While the Maritime Prepositioning Force program provides significant capability to CCDRs, it is limited in some areas, especially in the ability to conduct sea-based operations in higher sea states. The closure of forces requires a secure airfield and a secure port or beach landing site in the JOA — a significant constraint to some operations. In-service MPF platforms can embark limited personnel pier-side, at anchor, or while in transit. However, the platforms lack the billeting and support services to facilitate a sea-based force.
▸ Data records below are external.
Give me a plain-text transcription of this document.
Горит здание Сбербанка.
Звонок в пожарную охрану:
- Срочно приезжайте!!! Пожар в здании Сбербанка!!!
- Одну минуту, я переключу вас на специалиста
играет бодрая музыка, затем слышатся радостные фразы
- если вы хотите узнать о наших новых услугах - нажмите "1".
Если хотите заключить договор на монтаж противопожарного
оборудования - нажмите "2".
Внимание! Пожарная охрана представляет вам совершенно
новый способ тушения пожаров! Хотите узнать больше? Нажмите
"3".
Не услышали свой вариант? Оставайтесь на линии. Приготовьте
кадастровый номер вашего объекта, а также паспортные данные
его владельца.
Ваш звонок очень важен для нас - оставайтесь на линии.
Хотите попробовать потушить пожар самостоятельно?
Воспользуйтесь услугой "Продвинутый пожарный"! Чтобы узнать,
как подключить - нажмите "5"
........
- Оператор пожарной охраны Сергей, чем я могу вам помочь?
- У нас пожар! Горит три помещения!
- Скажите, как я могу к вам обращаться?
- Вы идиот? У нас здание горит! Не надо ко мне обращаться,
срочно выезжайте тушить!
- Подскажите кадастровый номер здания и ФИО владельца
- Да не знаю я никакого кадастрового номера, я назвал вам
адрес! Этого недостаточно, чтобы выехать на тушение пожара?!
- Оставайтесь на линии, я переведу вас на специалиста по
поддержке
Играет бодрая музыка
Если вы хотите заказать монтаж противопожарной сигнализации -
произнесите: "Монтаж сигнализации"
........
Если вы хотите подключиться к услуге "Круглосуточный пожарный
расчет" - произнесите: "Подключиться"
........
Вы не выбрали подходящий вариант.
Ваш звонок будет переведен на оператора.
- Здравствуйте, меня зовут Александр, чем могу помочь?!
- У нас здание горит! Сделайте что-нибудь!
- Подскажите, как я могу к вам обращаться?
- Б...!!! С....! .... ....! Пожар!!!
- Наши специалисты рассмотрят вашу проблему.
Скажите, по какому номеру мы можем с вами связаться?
The dense packing of the ships is designed to optimize available space, but precludes the conduct of assembly operations aboard MPF ships. MPF platforms can support the limited employment of forces from a sea base, but this requires significant planning prior to back-loading the ships during the preceding MPF maintenance cycle (MMC). Also, since there are no maintenance facilities aboard MPF vessels, all reconstitution must be done ashore before back-loading any of the equipment or supplies. These are all areas that we are tracking and seeking modernization opportunities for, in order to improve operational employment options for the remaining years of service in current MPF ships. Additionally, modernization efforts, as well as ongoing naval integration operational capability, employment, and offload studies are being leveraged in order to inform MPF and strategic sealift recapitalization requirements. Replacement of these aging ships will be a necessity as we near 2030.

Dry cargo/ammunition ships (T-AKEs) added to the MPSRONs enable selective access to and the offload of supplies, allowing the building of tailored sustainment packages for forces operating ashore. Adding two Expeditionary Transfer Docks (T-ESD) in FY15 provided the capability to conduct limited at-sea, sea state-3, selective offload, and vehicle/ cargo transfer from an LMSR to LCAC and future ship to shore connector (SSC) craft. The addition of these ships provide additional employment options to CCDRs.

Finally, creation of the CRFP concept during 2014/2015 has since evolved into the current construct of a single CRFP laydown in each MPSRON. The CRFP provides an additional option to employ an expeditionary, balanced, and sustainable MAGTF (reinforced rifle company, company landing team, etc.) capable of conducting limited crisis response. Select equipment and supplies are loaded among three ships (1 T-AKR (LMSR), 1 T-AK, and 1 T-AKE) in each MPSRON to facilitate a more rapid offload of those items required to support a CRFP. Loading of the ships in this manner will be complete at the end of the current MMC-12 by April 2020.

While most active ships in the prepositioning fleet strategically place military supplies and equipment at sea, there are Navy Fleet Support, Expeditionary Support, and Auxiliary ships that are in service (e.g. LCC, EPF) or activated from reduced operating status (ROS) when needed to support the Navy-Marine Corps team. These inactive ROS ships include two aviation logistics (T-AVB) ships (SS Curtiss and SS Wright) that provide at-sea intermediate maintenance activities for fixed- and rotary-wing aircraft; and two hospital (T-AH) ships (USNS Mercy and USNS Comfort). The hospital ships each contain 12 operating rooms and up to 1,000 beds. Each of these ships are in ROS but when called into action can be underway in five days with an expanded crew of more than 60 Civilian Mariners (CIVMARs) and up to 1,200 medical personnel.